Protes publik ini memaksa pemerintah menunda pemberlakuan Tapera dan membuka kembali diskusi mengenai pentingnya partisipasi publik dalam setiap pengambilan kebijakan pemerintah. Tapera hanya salah satu contoh dari sekian banyak kebijakan pemerintah yang tidak melibatkan partisipasi publik.

Baca Juga: Nasib Pilu Ibu Hamil 4 Anak, Suami Tewas Ditikam dan Tinggalkan Utang Ratusan Juta di RS

“Yang terakhir di isu TAPERA ini. Sebenarnya, dari sisi regulasi, itu sudah selesai. Namun, ketika di tahap implementasi, diprotes publik. Persoalan implementasi ini tidak mudah. Apalagi memaksa pekerja sektor swasta tanpa memandang mampu atau tidak, untuk menabung guna mendapatkan rumah,” kata peneliti Pusat Studi Hukum dan Kebijakan (PSHK), Muhammad Nur Ramadhan, Minggu, 9 Juni 2024.
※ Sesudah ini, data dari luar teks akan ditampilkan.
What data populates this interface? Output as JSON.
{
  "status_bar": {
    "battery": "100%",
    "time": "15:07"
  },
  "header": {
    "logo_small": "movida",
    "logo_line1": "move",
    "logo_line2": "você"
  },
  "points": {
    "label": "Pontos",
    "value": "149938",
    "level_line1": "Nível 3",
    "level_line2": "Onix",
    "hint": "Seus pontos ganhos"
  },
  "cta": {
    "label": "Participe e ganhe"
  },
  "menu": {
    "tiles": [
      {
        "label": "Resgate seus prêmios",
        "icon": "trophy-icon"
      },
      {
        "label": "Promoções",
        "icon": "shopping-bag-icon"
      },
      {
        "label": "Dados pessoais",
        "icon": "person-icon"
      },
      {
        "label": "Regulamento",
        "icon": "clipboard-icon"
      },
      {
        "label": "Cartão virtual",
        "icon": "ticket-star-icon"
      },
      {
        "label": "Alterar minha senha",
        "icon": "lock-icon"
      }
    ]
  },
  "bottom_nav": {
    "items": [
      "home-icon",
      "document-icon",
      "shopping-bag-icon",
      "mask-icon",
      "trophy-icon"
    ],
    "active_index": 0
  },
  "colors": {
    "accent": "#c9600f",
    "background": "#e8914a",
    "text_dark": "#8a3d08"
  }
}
Ia membenarkan jika Tapera sudah dibahas sebelumnya. Bahkan, sudah diterapkan terhadap Pegawai Negeri Sipil (PNS) yang ternyata terlilit persoalan juga. Kemudian diimplementasikan secara paksa terhadap pegawai swasta yang memicu kritik, baik dari pekerja maupun pemberi kerja.

“Kalau melihat dari huru-hara yang terjadi, UU ini dibuat tidak dengan perencanaan yang baik dan matang. Pokok utamanya, pembuat UU tidak mengukur kemampuan masyarakat,” katanya. Kritik publik tidak diacuhkan Ketika publik bereaksi atas kebijakan ini, pemerintah tidak langsung menanggapi.

Respons publik dibiarkan membara, malah menegaskan pemotongan upah untuk Tapera terus digaungkan, tidak peduli teriakan para pekerja yang sudah memiliki rumah mempertanyakan alasan kewajiban mereka menjadi peserta TAPERA. Setelah publik makin memanas, barulah ada keputusan untuk ditunda hingga 2027.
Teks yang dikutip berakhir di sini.